As a candidate, Trump made clear over and over again that anyone in the US without papers should be at risk of deportation at any time. That includes the 740,000 or so young adults protected by President Obama’s Deferred Action for Childhood Arrivals (DACA) program, as well as millions of other long-resident immigrants without criminal records who weren’t formally protected but who weren’t deportation priorities for the Obama administration, either.
Speaker of the House Paul Ryan made an effort to reassure those immigrants Thursday night, during a televised CNN town hall.
A DACA recipient asked Ryan whether she’d be deported; Ryan told her she’d be safe. “If you're worried about, you know, some deportation force coming, knocking on your door this year, don't worry about that,” he said.
He shouldn’t have said that. Paul Ryan and Congress can’t pick who gets deported and who doesn’t — and Donald Trump, once inaugurated, will have all the forces he needs to deport an immigrant like her.
The government already has the “deportation force” Trump needs
Ryan fixated on the idea of a “deportation force” that would be mustered to round up immigrants — an idea that was floated by Trump early in his campaign.
If Trump wanted to do something like that, Congress would be able to stop him: It could refuse to appropriate the billions of dollars he’d need. But the federal government, as it exists right now and as Trump will inherit it in a week, doesn’t need a new budget line for a “deportation force” to deport immigrants. It already has thousands of Immigration and Customs Enforcement agents tasked with tracking down unauthorized immigrants living in the US and deporting them.
Right now the US has the capacity to deport about 400,000 immigrants a year — the question is which ones. And that’s not something Congress can control. How ICE uses its resources to catch and deport immigrants is a matter of executive branch policy.
If immigrants are caught and deported at random, the chance that any given unauthorized immigrant will be caught and deported at any given time isn’t sky-high, but it isn’t zero, either. Living under the threat of deportation is a trauma that unauthorized immigrants have been struggling with for years.
President Obama’s policies, especially during his second term, tried to reduce that threat by reassuring certain groups of immigrants that they wouldn’t be at risk of deportation. But Trump made it clear during the campaign that to him, that approach defeats the purpose of having immigration laws to begin with — and the ICE agents in the field who’d be carrying out his policy, and who endorsed his run for the presidency, would seemingly agree.
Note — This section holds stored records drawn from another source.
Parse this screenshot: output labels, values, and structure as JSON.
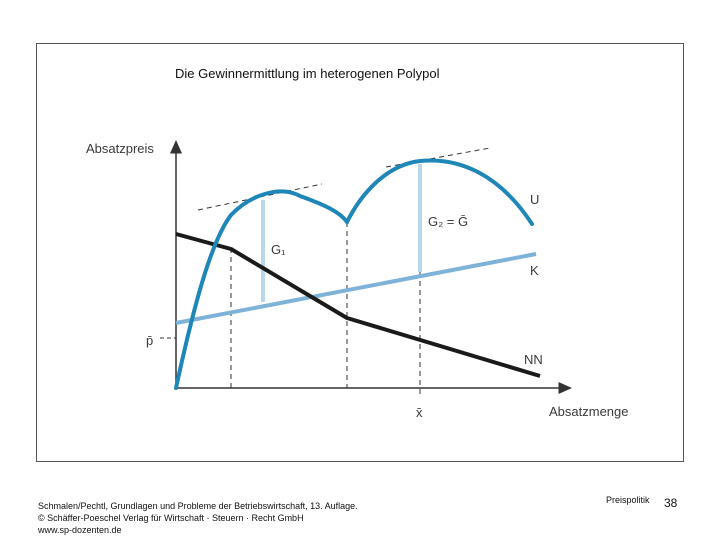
{
  "slide": {
    "title": "Die Gewinnermittlung im heterogenen Polypol",
    "footer_lines": [
      "Schmalen/Pechtl, Grundlagen und Probleme der Betriebswirtschaft, 13. Auflage.",
      "© Schäffer-Poeschel Verlag für Wirtschaft · Steuern · Recht GmbH",
      "www.sp-dozenten.de"
    ],
    "section_label": "Preispolitik",
    "page_number": "38"
  },
  "diagram": {
    "y_axis_label": "Absatzpreis",
    "x_axis_label": "Absatzmenge",
    "p_bar_label": "p̄",
    "x_bar_label": "x̄",
    "curve_labels": {
      "revenue": "U",
      "cost": "K",
      "demand": "NN"
    },
    "gain_labels": {
      "g1": "G₁",
      "g2": "G₂ = Ḡ"
    },
    "colors": {
      "revenue": "#1f86b8",
      "cost": "#7fb2d8",
      "demand": "#1a1a1a",
      "gain_bars": "#b9d6ea",
      "axes": "#333333"
    }
  }
}
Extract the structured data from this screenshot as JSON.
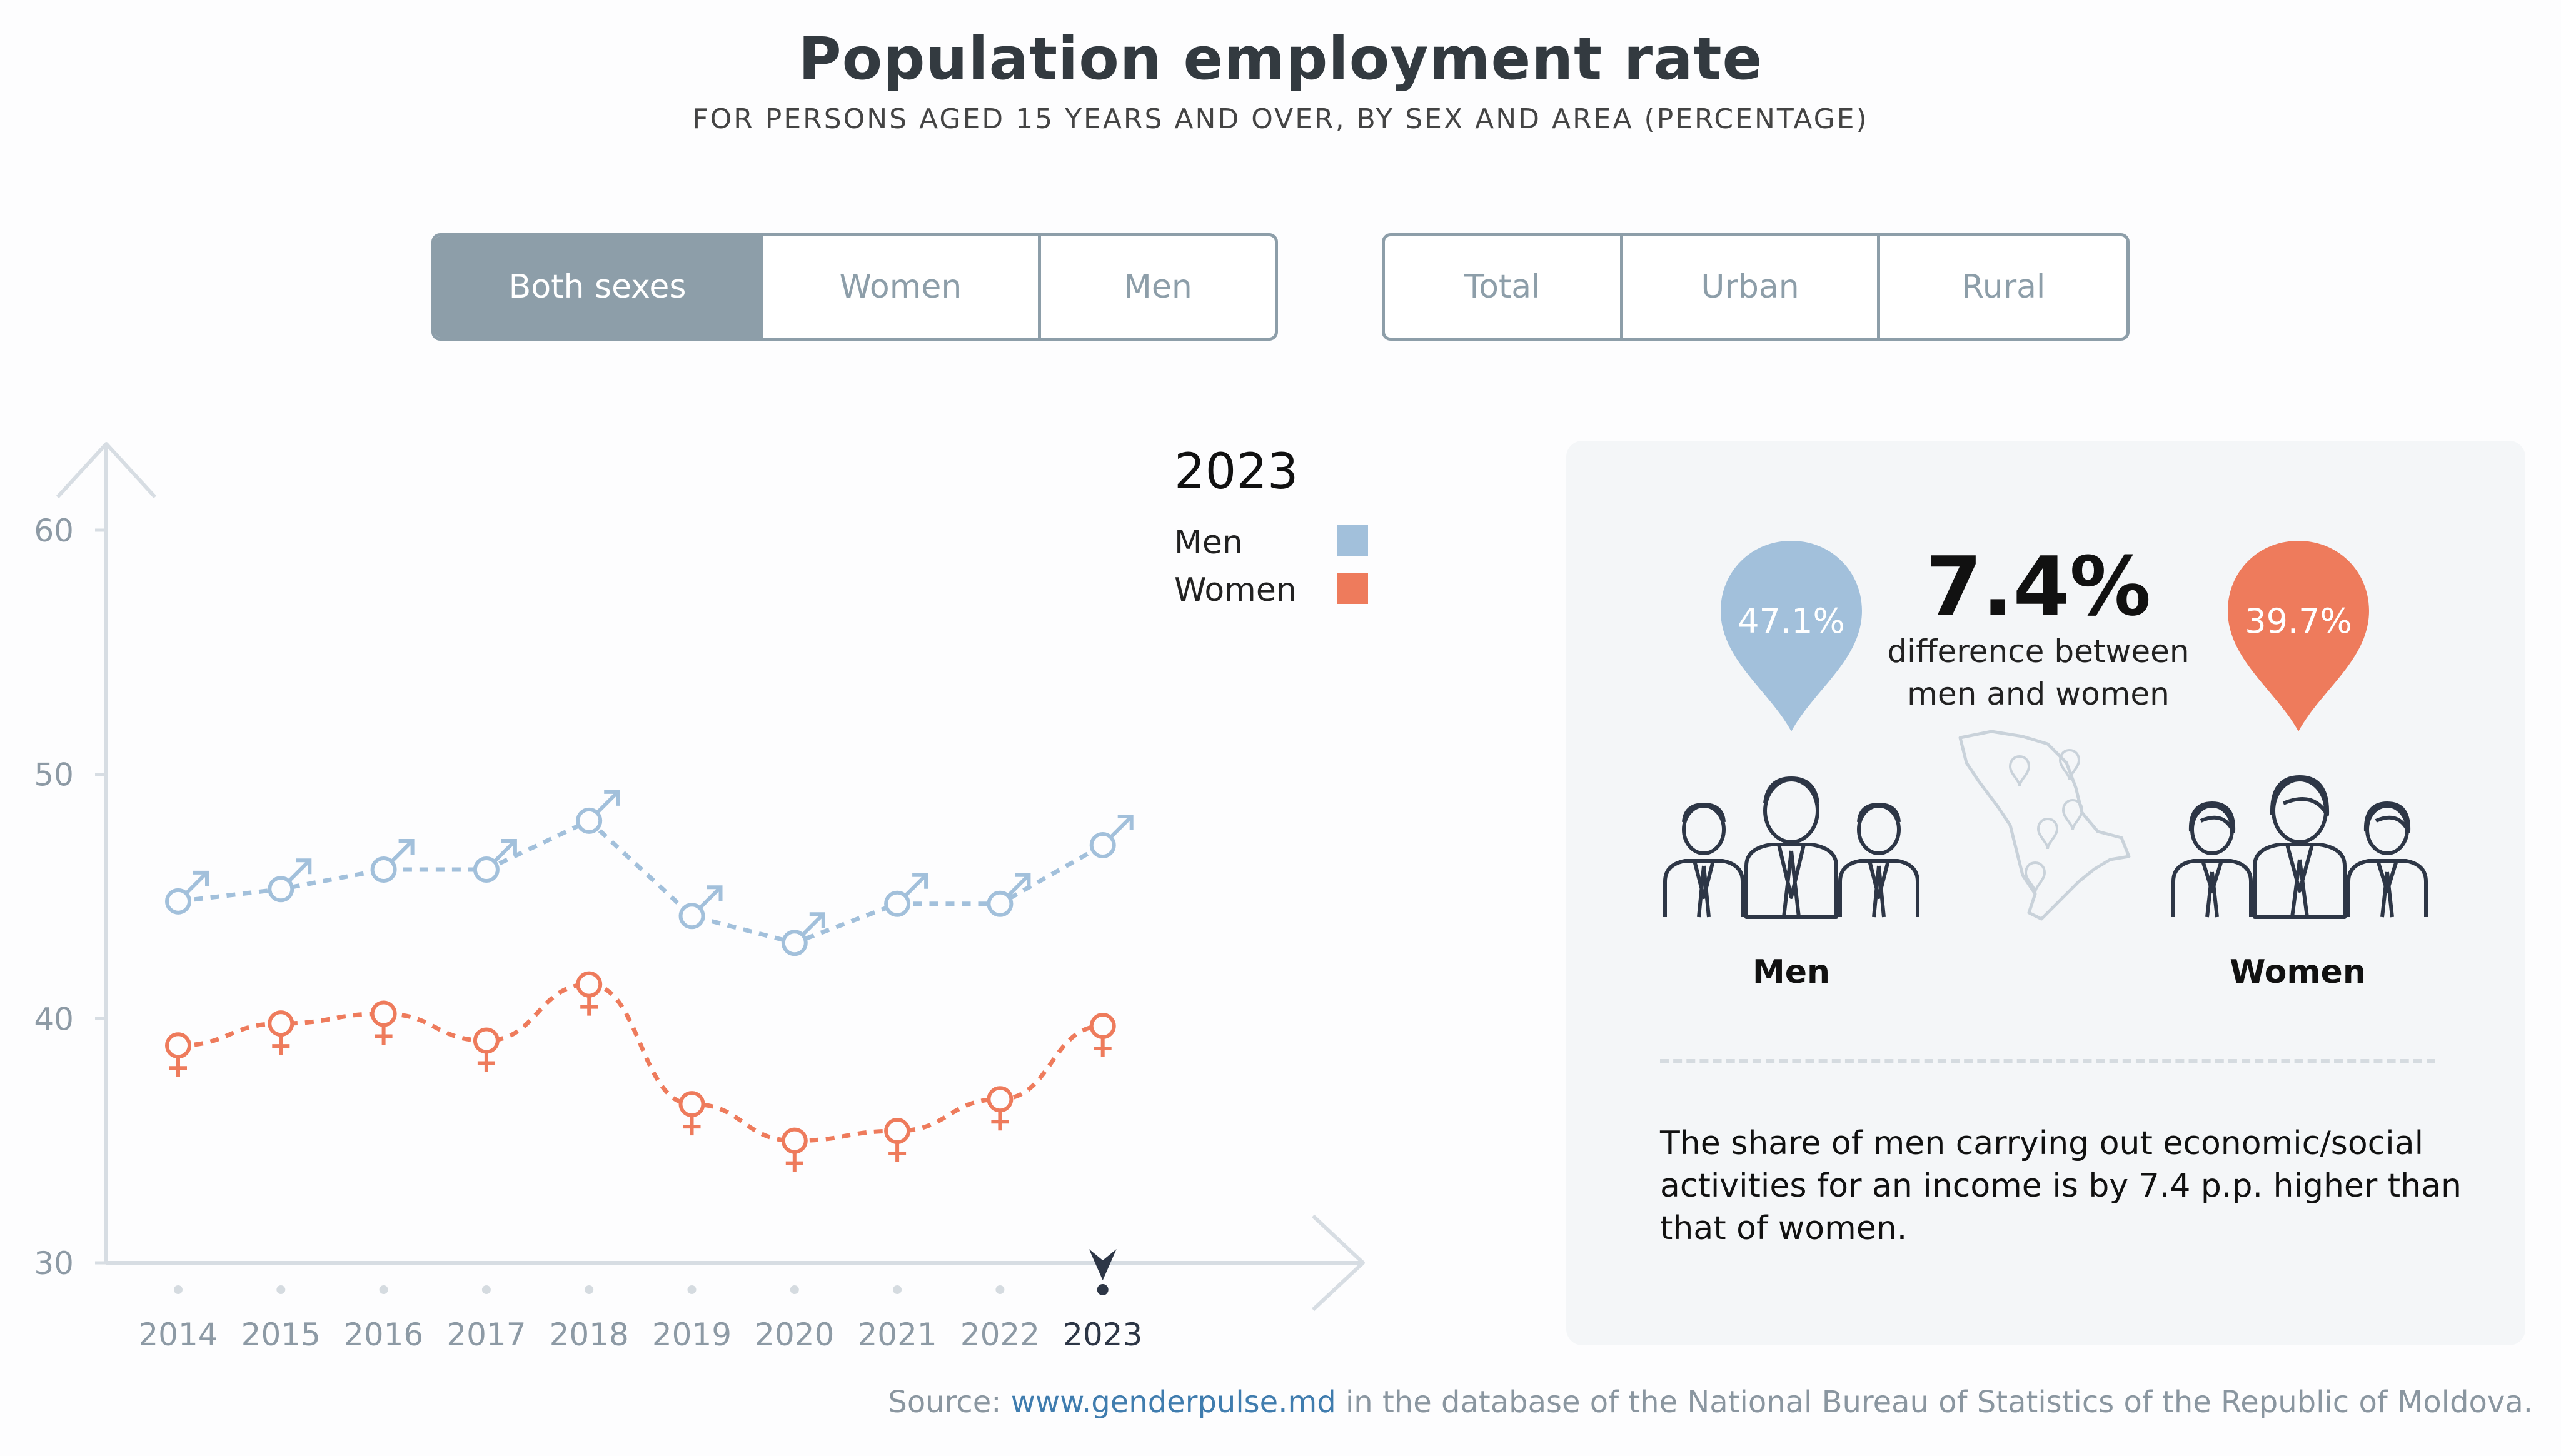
{
  "title": "Population employment rate",
  "subtitle": "FOR PERSONS AGED 15 YEARS AND OVER, BY SEX AND AREA (PERCENTAGE)",
  "sex_filter": {
    "selected": "Both sexes",
    "options": [
      "Both sexes",
      "Women",
      "Men"
    ]
  },
  "area_filter": {
    "selected": "",
    "options": [
      "Total",
      "Urban",
      "Rural"
    ]
  },
  "legend": {
    "year": "2023",
    "men": "Men",
    "women": "Women"
  },
  "colors": {
    "men": "#a2c0db",
    "women": "#ee7b5c",
    "axis": "#d7dde3",
    "tick_text": "#8d9aa5",
    "selected_text": "#2d3646",
    "panel_bg": "#f4f6f8"
  },
  "chart_data": {
    "type": "line",
    "x": [
      "2014",
      "2015",
      "2016",
      "2017",
      "2018",
      "2019",
      "2020",
      "2021",
      "2022",
      "2023"
    ],
    "series": [
      {
        "name": "Men",
        "values": [
          44.8,
          45.3,
          46.1,
          46.1,
          48.1,
          44.2,
          43.1,
          44.7,
          44.7,
          47.1
        ]
      },
      {
        "name": "Women",
        "values": [
          38.9,
          39.8,
          40.2,
          39.1,
          41.4,
          36.5,
          35.0,
          35.4,
          36.7,
          39.7
        ]
      }
    ],
    "yticks": [
      "60",
      "50",
      "40",
      "30"
    ],
    "ylim": [
      30,
      60
    ],
    "selected_year": "2023",
    "grid": false,
    "legend_position": "top-right"
  },
  "panel": {
    "men_value": "47.1%",
    "women_value": "39.7%",
    "difference_value": "7.4%",
    "difference_text": "difference between men and women",
    "men_label": "Men",
    "women_label": "Women",
    "note": "The share of men carrying out economic/social activities for an income is by 7.4 p.p. higher than that of women."
  },
  "source": {
    "prefix": "Source: ",
    "link": "www.genderpulse.md",
    "suffix": " in the database of the National Bureau of Statistics of the Republic of Moldova."
  },
  "icons": {
    "men_symbol": "male-symbol-icon",
    "women_symbol": "female-symbol-icon",
    "map": "moldova-map-icon",
    "selected_marker": "year-selector-arrow-icon"
  }
}
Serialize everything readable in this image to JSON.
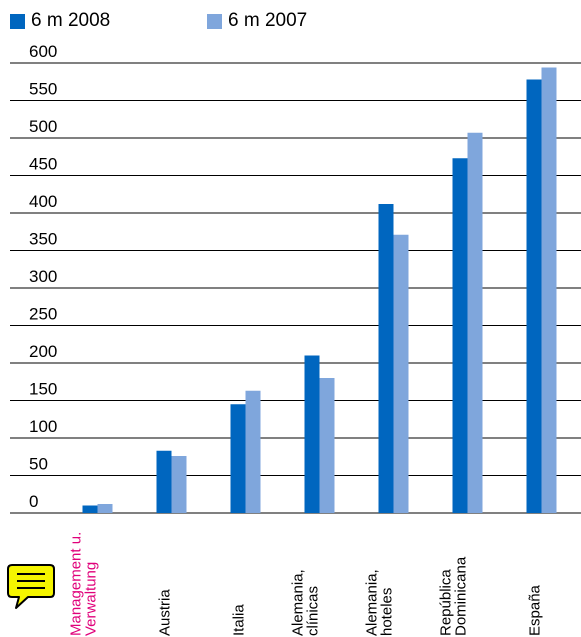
{
  "chart_data": {
    "type": "bar",
    "title": "",
    "xlabel": "",
    "ylabel": "",
    "ylim": [
      0,
      600
    ],
    "yticks": [
      0,
      50,
      100,
      150,
      200,
      250,
      300,
      350,
      400,
      450,
      500,
      550,
      600
    ],
    "grid": true,
    "legend_position": "top-left",
    "categories": [
      [
        "Management u.",
        "Verwaltung"
      ],
      [
        "Austria"
      ],
      [
        "Italia"
      ],
      [
        "Alemania,",
        "clínicas"
      ],
      [
        "Alemania,",
        "hoteles"
      ],
      [
        "República",
        "Dominicana"
      ],
      [
        "España"
      ]
    ],
    "series": [
      {
        "name": "6 m 2008",
        "color": "#0066bf",
        "values": [
          10,
          83,
          145,
          210,
          412,
          473,
          578
        ]
      },
      {
        "name": "6 m 2007",
        "color": "#7fa6dc",
        "values": [
          12,
          76,
          163,
          180,
          371,
          507,
          594
        ]
      }
    ],
    "highlight_category_color": "#e0007a",
    "text_color": "#000000",
    "grid_color": "#000000"
  },
  "annotation": {
    "icon": "comment-icon",
    "fill": "#f5f500",
    "stroke": "#000000"
  }
}
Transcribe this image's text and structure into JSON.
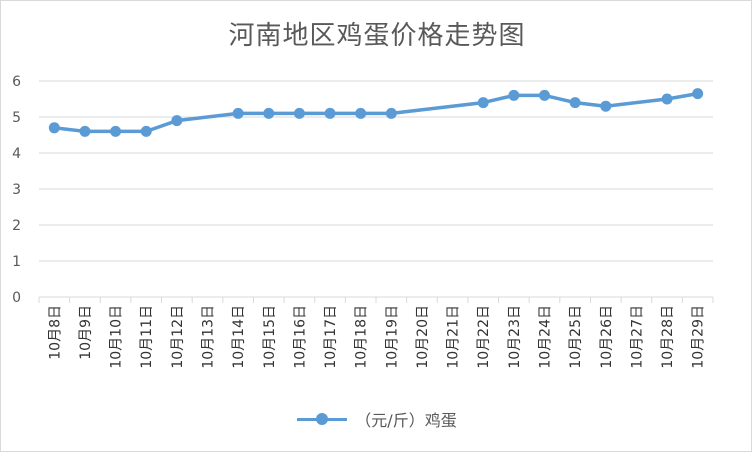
{
  "chart_data": {
    "type": "line",
    "title": "河南地区鸡蛋价格走势图",
    "xlabel": "",
    "ylabel": "",
    "ylim": [
      0,
      6
    ],
    "yticks": [
      0,
      1,
      2,
      3,
      4,
      5,
      6
    ],
    "grid": true,
    "legend": "bottom",
    "categories": [
      "10月8日",
      "10月9日",
      "10月10日",
      "10月11日",
      "10月12日",
      "10月13日",
      "10月14日",
      "10月15日",
      "10月16日",
      "10月17日",
      "10月18日",
      "10月19日",
      "10月20日",
      "10月21日",
      "10月22日",
      "10月23日",
      "10月24日",
      "10月25日",
      "10月26日",
      "10月27日",
      "10月28日",
      "10月29日"
    ],
    "series": [
      {
        "name": "（元/斤）鸡蛋",
        "color": "#5b9bd5",
        "values": [
          4.7,
          4.6,
          4.6,
          4.6,
          4.9,
          null,
          5.1,
          5.1,
          5.1,
          5.1,
          5.1,
          5.1,
          null,
          null,
          5.4,
          5.6,
          5.6,
          5.4,
          5.3,
          null,
          5.5,
          5.65
        ]
      }
    ]
  }
}
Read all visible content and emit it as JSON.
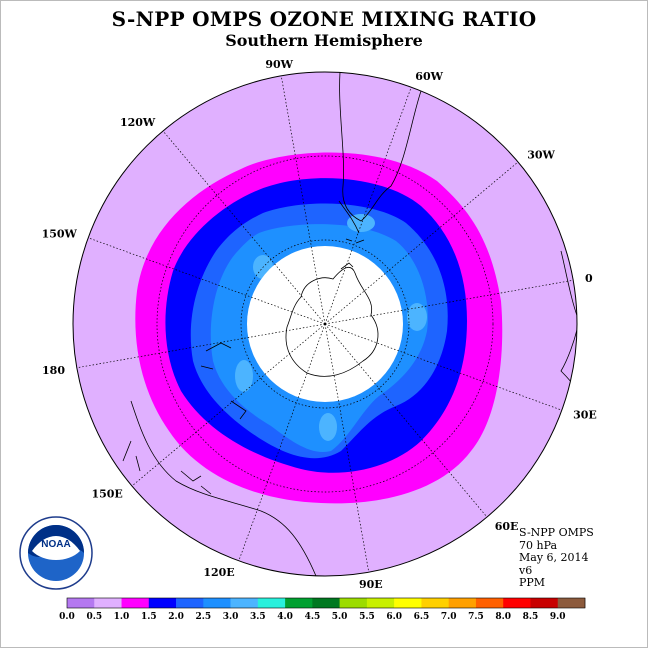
{
  "header": {
    "title": "S-NPP OMPS OZONE MIXING RATIO",
    "subtitle": "Southern Hemisphere"
  },
  "map": {
    "projection": "polar-stereographic-south",
    "longitude_labels": [
      "90W",
      "60W",
      "30W",
      "0",
      "30E",
      "60E",
      "90E",
      "120E",
      "150E",
      "180",
      "150W",
      "120W"
    ],
    "field_colors": {
      "outer": "#e0b0ff",
      "band_1_0_1_5": "#ff00ff",
      "band_1_5_2_0": "#0000ff",
      "band_2_0_2_5": "#1e64ff",
      "band_2_5_3_0": "#1e90ff",
      "band_3_0_3_5": "#4cb4ff",
      "no_data": "#ffffff"
    }
  },
  "info": {
    "instrument": "S-NPP OMPS",
    "level": "70 hPa",
    "date": "May 6, 2014",
    "version": "v6",
    "units": "PPM"
  },
  "colorbar": {
    "ticks": [
      "0.0",
      "0.5",
      "1.0",
      "1.5",
      "2.0",
      "2.5",
      "3.0",
      "3.5",
      "4.0",
      "4.5",
      "5.0",
      "5.5",
      "6.0",
      "6.5",
      "7.0",
      "7.5",
      "8.0",
      "8.5",
      "9.0"
    ],
    "colors": [
      "#b478f0",
      "#e0b0ff",
      "#ff00ff",
      "#0000ff",
      "#1e64ff",
      "#1e90ff",
      "#4cb4ff",
      "#28f0dc",
      "#00a030",
      "#007820",
      "#9cdc00",
      "#c8f000",
      "#ffff00",
      "#ffd000",
      "#ffa000",
      "#ff6000",
      "#ff0000",
      "#c80000"
    ],
    "end_color": "#8c5a3c"
  },
  "logo": {
    "text": "NOAA",
    "ring_text": "NATIONAL OCEANIC AND ATMOSPHERIC ADMINISTRATION · U.S. DEPARTMENT OF COMMERCE"
  }
}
The day Trump arrives in office, without asking Paul Ryan’s Congress to spend a dime, he’ll have the capacity to restart many of the aggressive immigration enforcement tactics of the Bush administration, with the 400,000-deportation-a-year efficiency of the Obama administration. In particular, President-elect Trump could make it much easier for local law enforcement to scoop up unauthorized immigrants for minor offenses or immigration violations — which could turn any unauthorized immigrant in the US, including the woman who confronted Ryan, into one of the “illegal immigrant criminals” Trump says he wants to deport first.
If Trump gets rid of the DACA protections (something he will have the power to do as soon as he arrives in office, but which he’s been oddly silent about since the election), the woman who confronted Ryan will be under threat of deportation. She may not have an ICE agent knocking on her door on January 21 or 22. But any time she, say, drives a car, she’ll be at risk of getting pulled over and subsequently deported.
The only thing Congress could do to prevent that would be to pass a bill granting legal presence to unauthorized immigrants. Some members of Congress (including the few remaining Republicans, like Sen. Lindsey Graham, who continue to support comprehensive immigration reform) are pushing for a bill called the BRIDGE Act, which would basically extend DACA for a few years if Trump tries to kill the program.
If Ryan’s reassurance during the CNN town hall was a promise to support the BRIDGE Act, that would be newsworthy — but he didn’t mention it and hasn’t endorsed it. Short of doing that, though, he can’t offer his protection to immigrants looking anxiously toward the Trump administration and its deportation machine. Ryan’s performance of concern for DACA recipients is just a distraction from what the executive branch can do without him.